Well-prepared fleets have likely already provided drivers with pre- and post-drive checklists that include hoses, tubing and air lines. However, it’s always good to remind drivers to keep brakes top of mind.
“It’s absolutely critical to make sure each and every truck in your fleet has brakes that are installed properly and maintained consistently according to manufacturer guidelines,” said HDVI Fleet Services Representative Bob Carl.
One way that fleets can take brake safety preparation to the next level is through the use of telematics. The HDVI Fleet Services team regularly reviews telematics data with their insureds to help fleets better understand the real-world impact of brake safety.
“Having brakes that work properly can mean the difference between an annoying road encounter and a catastrophic collision,” said Bob. “Vehicle maintenance and driver behavior go hand in hand. Certain driver behaviors can cause unnecessary wear and tear on brakes. This will cause additional maintenance, which then increases costs. It’s a very hard cycle to break.”
By analyzing telematics data and reviewing camera footage, fleets can see how brakes are being used on the road. They can then identify patterns and behaviors that can be addressed with the whole fleet or with an individual driver.
While each fleet and telematics set up is different, here are a few ways that telematics data and camera footage can help fleets keep an eye on their brake safety.
Driver Coaching Opportunities
When drivers are on the road, they should be doing all they can to keep themselves – and other drivers – safe. Therefore, it is important that they understand the relationship between key behaviors and vehicle maintenance.
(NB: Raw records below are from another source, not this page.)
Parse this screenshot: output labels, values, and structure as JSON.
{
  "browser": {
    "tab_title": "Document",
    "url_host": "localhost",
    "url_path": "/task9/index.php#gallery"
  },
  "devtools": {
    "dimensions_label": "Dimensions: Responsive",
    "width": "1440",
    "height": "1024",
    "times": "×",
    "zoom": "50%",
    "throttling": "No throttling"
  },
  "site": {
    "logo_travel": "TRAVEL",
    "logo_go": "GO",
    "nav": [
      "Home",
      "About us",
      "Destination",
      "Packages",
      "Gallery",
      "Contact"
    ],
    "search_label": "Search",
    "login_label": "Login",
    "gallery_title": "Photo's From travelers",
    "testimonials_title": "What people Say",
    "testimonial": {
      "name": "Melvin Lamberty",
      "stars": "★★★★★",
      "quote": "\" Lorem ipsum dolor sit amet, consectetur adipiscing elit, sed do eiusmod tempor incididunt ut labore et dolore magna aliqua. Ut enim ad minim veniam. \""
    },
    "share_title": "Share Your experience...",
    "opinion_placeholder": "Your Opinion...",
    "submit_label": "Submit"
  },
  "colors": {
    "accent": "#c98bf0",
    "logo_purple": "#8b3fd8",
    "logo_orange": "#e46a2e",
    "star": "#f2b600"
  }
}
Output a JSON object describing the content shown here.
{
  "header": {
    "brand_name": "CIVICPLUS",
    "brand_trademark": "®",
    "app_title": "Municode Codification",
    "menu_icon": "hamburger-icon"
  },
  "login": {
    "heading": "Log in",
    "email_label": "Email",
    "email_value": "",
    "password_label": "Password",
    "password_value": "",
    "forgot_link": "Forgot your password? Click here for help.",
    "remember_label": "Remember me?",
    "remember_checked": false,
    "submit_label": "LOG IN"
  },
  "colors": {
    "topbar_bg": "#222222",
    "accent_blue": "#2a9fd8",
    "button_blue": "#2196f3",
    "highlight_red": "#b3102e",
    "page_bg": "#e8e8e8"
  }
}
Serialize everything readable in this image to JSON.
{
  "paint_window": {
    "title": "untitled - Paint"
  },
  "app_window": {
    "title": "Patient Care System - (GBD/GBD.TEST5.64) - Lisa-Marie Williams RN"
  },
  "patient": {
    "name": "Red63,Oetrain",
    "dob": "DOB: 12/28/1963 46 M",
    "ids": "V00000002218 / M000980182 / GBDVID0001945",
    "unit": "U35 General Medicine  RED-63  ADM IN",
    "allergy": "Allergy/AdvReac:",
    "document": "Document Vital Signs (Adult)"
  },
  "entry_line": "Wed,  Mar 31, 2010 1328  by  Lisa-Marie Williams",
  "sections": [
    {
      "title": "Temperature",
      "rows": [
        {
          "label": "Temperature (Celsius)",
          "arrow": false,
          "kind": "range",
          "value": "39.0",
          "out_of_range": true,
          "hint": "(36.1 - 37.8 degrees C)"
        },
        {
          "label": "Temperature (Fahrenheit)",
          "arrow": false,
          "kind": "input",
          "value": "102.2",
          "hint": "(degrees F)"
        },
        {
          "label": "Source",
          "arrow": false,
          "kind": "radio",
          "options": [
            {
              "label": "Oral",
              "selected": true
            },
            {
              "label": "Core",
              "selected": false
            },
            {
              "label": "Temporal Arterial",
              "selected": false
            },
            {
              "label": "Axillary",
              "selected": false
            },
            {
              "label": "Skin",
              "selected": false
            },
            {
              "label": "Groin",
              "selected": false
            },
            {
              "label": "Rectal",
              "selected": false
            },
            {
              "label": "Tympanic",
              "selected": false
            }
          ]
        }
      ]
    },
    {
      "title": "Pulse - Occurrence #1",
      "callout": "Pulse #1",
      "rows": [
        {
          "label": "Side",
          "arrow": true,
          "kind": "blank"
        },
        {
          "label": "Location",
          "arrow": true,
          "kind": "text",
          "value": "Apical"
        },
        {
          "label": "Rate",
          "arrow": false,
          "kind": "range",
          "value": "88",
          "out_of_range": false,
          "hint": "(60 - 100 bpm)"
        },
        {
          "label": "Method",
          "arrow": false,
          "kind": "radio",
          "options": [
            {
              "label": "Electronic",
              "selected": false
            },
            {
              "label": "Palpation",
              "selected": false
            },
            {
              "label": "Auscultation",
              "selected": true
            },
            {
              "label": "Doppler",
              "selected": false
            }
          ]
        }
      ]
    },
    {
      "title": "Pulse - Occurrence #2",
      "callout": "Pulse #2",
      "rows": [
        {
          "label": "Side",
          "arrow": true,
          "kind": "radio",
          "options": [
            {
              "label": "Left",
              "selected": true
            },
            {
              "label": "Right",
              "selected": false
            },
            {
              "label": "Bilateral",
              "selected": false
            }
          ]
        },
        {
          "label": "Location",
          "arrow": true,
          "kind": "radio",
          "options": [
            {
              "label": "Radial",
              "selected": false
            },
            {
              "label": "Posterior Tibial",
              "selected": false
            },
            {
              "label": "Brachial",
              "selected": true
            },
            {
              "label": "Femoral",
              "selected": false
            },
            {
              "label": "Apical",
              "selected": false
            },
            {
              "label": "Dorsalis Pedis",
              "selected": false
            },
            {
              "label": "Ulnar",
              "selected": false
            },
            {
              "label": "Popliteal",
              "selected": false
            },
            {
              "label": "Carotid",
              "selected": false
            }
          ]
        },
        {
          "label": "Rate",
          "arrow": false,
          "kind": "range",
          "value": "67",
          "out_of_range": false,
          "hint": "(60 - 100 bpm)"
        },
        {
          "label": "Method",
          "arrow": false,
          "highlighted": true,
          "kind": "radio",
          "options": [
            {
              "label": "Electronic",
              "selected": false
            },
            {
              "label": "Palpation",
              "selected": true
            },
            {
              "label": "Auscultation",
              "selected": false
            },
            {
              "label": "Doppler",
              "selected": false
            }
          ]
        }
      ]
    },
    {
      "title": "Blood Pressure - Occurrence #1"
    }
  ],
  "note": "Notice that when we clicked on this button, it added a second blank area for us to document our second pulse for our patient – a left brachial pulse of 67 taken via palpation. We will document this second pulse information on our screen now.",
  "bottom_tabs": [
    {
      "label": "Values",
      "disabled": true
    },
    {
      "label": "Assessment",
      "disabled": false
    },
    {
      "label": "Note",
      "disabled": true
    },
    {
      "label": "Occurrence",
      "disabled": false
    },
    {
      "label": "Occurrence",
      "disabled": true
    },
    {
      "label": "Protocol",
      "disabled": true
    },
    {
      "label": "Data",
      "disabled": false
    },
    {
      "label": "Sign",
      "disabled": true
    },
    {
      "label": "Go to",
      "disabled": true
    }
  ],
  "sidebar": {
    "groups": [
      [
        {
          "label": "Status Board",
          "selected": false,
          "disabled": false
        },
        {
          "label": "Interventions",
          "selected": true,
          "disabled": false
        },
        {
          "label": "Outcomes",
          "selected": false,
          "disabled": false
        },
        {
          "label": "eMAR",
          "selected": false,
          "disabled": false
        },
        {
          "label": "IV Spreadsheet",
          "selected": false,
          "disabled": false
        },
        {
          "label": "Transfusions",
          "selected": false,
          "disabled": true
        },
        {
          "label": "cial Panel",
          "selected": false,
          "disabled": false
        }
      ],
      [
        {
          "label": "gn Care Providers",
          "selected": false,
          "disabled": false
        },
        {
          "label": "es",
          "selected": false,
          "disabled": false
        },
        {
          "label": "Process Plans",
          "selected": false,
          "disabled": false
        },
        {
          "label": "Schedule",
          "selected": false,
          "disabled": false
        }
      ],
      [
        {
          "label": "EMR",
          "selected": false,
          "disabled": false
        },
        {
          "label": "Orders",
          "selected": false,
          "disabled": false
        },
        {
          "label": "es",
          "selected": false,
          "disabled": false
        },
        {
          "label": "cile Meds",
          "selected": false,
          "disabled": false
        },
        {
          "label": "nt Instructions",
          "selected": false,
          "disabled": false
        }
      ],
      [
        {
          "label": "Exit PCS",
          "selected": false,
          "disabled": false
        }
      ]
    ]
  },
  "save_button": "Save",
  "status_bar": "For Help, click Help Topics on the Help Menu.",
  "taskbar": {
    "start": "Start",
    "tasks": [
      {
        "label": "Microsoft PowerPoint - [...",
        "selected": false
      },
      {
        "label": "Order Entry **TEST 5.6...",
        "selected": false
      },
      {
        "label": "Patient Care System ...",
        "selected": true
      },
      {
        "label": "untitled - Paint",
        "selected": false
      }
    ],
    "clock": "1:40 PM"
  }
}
When it comes to brake safety, there is a significant relationship between speed, following distance and hard braking. The faster you drive, the longer it will take for you to stop, and the closer you are to the vehicle in front of you, the harder you will have to brake. Hard braking events lead to unnecessary stress on your brakes and put you at much higher risk for accidents.
Telematics and cameras provide a great deal of information that can help coach drivers. The below screenshot shows speed (along with speed limit), how close the truck is to other vehicles and how the driver is preparing for the traffic signal ahead.
Understanding Data in Context
Cameras can be extremely helpful in understanding why drivers performed certain actions. This can be especially useful for driver coaching and, in certain situations, driver rewards and recognition. Without a review of the camera footage, this incident may have been categorized as simply a hard braking incident.
For example, in the below situation captured by an in-cab safety dashcam, it shows the driver was doing everything right. They were maintaining an appropriate speed for the situation and were allowing plenty of following distance. Those behaviors, coupled with well-maintained brakes, helped the driver avoid potentially deadly situation when a vehicle begins cutting across lanes.
Map it out
Understanding exactly where drivers are exhibiting certain behaviors makes it easier for fleets to create plans for improvement.
In addition to providing driver-specific data, HDVI analyzes your telematics data to provide heat maps for specific driver actions including speeding, traffic light violations and following events. “We take the data, analyze it and provide insights that make it easy to see where they should make changes that will be most impactful in improving safety.”